En mettant la barre haute, le salariat étudiant force un déplacement du terrain politique. Elle rend plus « acceptables » aux yeux des citoyen·ne·s politiquement modéré·e·s des revendications comme la gratuité scolaire ou la salarisation des stages. Elle participe donc à une guerre de position : celle qui vise à construire une vision partagée du monde au service d’un projet de dépassement des oppressions et des exploitations.

En exigeant un salaire, on ne quémande plus de l’aide, on revendique ce qui nous est dû. On montre que l’activité étudiante est une contribution essentielle à l’économie et à l’État. D’ailleurs, les réponses des gouvernements face aux grèves étudiantes l’ont prouvé : ceux-ci ont toujours été forcés de négocier pour éviter notamment une pénurie critique de diplômé·e·s, illustrant ainsi notre rôle essentiel dans la production de main-d’œuvre. Nous ne boycottons donc pas nos cours. Nous faisons grève.

Cette revendication bouscule les catégories établies. Elle ouvre un espace pour valoriser tout le travail invisible, particulièrement celui historiquement féminisé ou racisé (soins, éducation, tâches domestiques). En ce sens, en plus du potentiel de l’autonomie financière, le salariat étudiant est un levier d’égalité structurelle, notamment pour les femmes, les personnes racisées et les parents étudiant·e·s.

Finalement, une lutte généralisée pour le salariat étudiant créerait une expérience d’une activité collective de classe contre l’État et le capital, permettant ainsi aux étudiant·e·s de se penser comme partie intégrante de la classe des travailleurs·ses ayant des intérêts communs et opposés aux capitalistes. Cette expérience d’avoir un pouvoir collectif de classe sur les lieux de travail constitue le point de départ pour créer les conditions matérielles et idéologiques à une conscience de classe radicale en antagonisme avec les dominations.

Un horizon politique émancipateur

Si nous portons la lutte du salariat étudiant, c’est qu’elle constitue un levier stratégique pour construire un mouvement étudiant résolument combatif. Mais l’horizon politique qui nous anime dépasse largement cette seule revendication. Cohérent·e·s avec notre analyse d’inspiration marxiste et féministe, nous comprenons que les enjeux de la précarité étudiante, tout comme les multiples problèmes interreliés de notre monde, ne peuvent être résolus adéquatement sans un renversement complet du capitalisme, du patriarcat, du racisme et du colonialisme. En ce sens, notre lutte se veut engagée en faveur d’un monde commun, libre, égalitaire, affranchi radicalement des contradictions de l’ordre dominant qui génèrent l’aliénation et la souffrance. Loin d’être seulement une belle rêverie, cette vision informe chacune de nos actions dans l’immédiat.
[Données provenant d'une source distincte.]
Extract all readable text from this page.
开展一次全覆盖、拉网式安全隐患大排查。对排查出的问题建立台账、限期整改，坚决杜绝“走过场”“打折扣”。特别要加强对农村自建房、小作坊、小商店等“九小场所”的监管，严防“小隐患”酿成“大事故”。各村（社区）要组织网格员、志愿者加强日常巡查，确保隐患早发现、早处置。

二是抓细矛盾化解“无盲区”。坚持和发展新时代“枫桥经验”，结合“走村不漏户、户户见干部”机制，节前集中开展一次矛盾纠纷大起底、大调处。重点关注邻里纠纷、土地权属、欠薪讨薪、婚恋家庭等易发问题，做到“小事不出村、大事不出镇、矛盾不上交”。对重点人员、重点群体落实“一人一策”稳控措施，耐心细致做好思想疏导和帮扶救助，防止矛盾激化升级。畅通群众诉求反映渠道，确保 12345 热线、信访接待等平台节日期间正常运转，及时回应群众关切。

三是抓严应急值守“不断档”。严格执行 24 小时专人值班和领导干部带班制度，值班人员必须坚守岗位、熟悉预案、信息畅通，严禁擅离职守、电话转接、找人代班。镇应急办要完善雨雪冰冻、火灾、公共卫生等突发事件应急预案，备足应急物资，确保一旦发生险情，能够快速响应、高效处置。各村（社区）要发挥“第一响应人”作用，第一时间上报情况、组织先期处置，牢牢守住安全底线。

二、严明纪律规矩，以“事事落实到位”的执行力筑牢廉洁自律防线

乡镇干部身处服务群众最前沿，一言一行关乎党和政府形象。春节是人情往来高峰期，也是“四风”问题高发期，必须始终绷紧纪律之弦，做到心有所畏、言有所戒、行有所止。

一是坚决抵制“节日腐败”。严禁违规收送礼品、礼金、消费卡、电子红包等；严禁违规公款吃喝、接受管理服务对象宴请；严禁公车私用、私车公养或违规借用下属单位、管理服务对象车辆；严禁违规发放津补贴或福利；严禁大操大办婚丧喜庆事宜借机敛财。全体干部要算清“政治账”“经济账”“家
Nous visons à constituer à même nos luttes une contre-hégémonie anticapitaliste large capable de fédérer les classes opprimées en une puissance politique autonome pour défier l’État. Il faut reprendre le contrôle sur nos existences !

T’es tanné·e·s d’êtres précaires ? Tu souhaites t’organiser de manière combative pour en finir avec l’aliénation et l’endettement aux études dans une perspective politique radicalement émancipatrice ? IMPLIQUE-TOI À LA CASSE !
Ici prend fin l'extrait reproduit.